Reste le narrateur du Jardin des supplices : féminisation du masculin, inclination narcissique, tentation régressive, fascination esthétique, côtoiement des contraires, cousinage de l’amour et de la mort, thème de l’éternel retour, obsession du regard. Il semble que l’on atteigne là un apex décadent qui se décline sur tous les modes. C’est que le roman de 1898 permet d’approcher la singularité de la décadence pratiquée par Mirbeau.

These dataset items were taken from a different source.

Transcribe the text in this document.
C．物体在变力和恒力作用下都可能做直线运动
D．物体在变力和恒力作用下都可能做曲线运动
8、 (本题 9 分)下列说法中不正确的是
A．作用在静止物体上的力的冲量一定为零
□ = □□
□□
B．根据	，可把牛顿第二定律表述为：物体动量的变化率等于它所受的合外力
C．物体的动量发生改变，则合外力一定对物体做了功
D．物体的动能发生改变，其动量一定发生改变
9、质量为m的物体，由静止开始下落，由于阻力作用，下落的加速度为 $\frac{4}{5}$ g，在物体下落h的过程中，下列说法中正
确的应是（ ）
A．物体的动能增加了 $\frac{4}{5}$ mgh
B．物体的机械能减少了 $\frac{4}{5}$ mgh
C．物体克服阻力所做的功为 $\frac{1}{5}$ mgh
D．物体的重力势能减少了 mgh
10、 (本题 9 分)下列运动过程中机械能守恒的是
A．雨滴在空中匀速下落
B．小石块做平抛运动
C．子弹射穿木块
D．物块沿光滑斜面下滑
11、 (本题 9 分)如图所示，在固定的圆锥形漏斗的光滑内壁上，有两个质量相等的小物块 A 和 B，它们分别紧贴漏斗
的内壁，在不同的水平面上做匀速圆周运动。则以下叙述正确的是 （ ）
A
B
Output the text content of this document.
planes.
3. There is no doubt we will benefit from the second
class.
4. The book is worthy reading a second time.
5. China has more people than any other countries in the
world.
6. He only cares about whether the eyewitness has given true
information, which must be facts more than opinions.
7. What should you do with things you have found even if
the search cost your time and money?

Car le discours sur la nature, stimulant, car à l’origine d’une dynamique vitaliste sans cesse renouvelée, interdit quelque part que l’on restreigne Mirbeau à cette problématique décadente ; on chercherait en vain chez Baudelaire, Lorrain ou Huysmans les traces de cette nécessité de mettre au diapason des grandes voix naturelles, art, littérature, humanisme, société, conceptions politiques et pédagogiques. Bien plus, la ferveur panthéiste de Mirbeau confine là à une mythologie cosmique où la femme figure le maillon de la chaîne entre l’homme et la nature, dans une perspective fort construite. On voit que cette décadence-là ne se cantonne pas à une fascination malsaine pour le mal : un autre contemporain, Paul Adam, avait assez bien mis en relief les affinités entre décadence et énergie. Mirbeau n’emprunte certes pas la même voie, car son œuvre ne se départit pas d’une dimension grand-guignolesque et ricanante, mais Le Jardin des supplices exploite librement les possibles d’une réforme des mœurs occidentales à partir du modèle barbare et décadent de la Chine.

S. L.

 

Bibliographique : Samuel Lair, « Le Naturalisme en question chez Octave Mirbeau et Camille Lemonnier », dans Cahiers Mirbeau, n° 9 , pp. 50-63 ;  Samuel Lair, « Mirbeau et Lorrain : deux modernes », in Jean Lorrain, Autour et alentours, Société des amis de Jean Lorrain, 2007, pp. 53-62 ; P. et R. Wald Lasawski, « L’hystérie, la luxure et la chair », Magazine littéraire, n° 289, « Les énervés de la Belle Époque », juin 1991, pp. 18-20 ; Pierre Michel, « Mirbeau et le symbolisme », Cahiers Octave Mirbeau, n° 2, 1995, pp. 8-25 ; Pierre Michel, « Mirbeau et l’hystérie », in Écrire la maladie, Imago, 2002, pp. 71-84 ; Julia Przybos, « Délices et supplices : Octave Mirbeau et Jérôme Bosch », Actes du colloque Octave Mirbeau  d’Angers, Presses Universitaires d’Angers, 1992, pp. 207-216 ; Elena Real, « L’Imaginaire fin de siècle dans Le Jardin des supplices », Actes du colloque Octave Mirbeau d’Angers, Presses Universitaires d’Angers, 1992, pp..225-234 ;  Robert Ziegler, The Nothing Machine : The Fiction of Octave Mirbeau, Rodopi, Amsterdam – New-York, collection « Faux Titre », n°  298, 250 pages, 2007.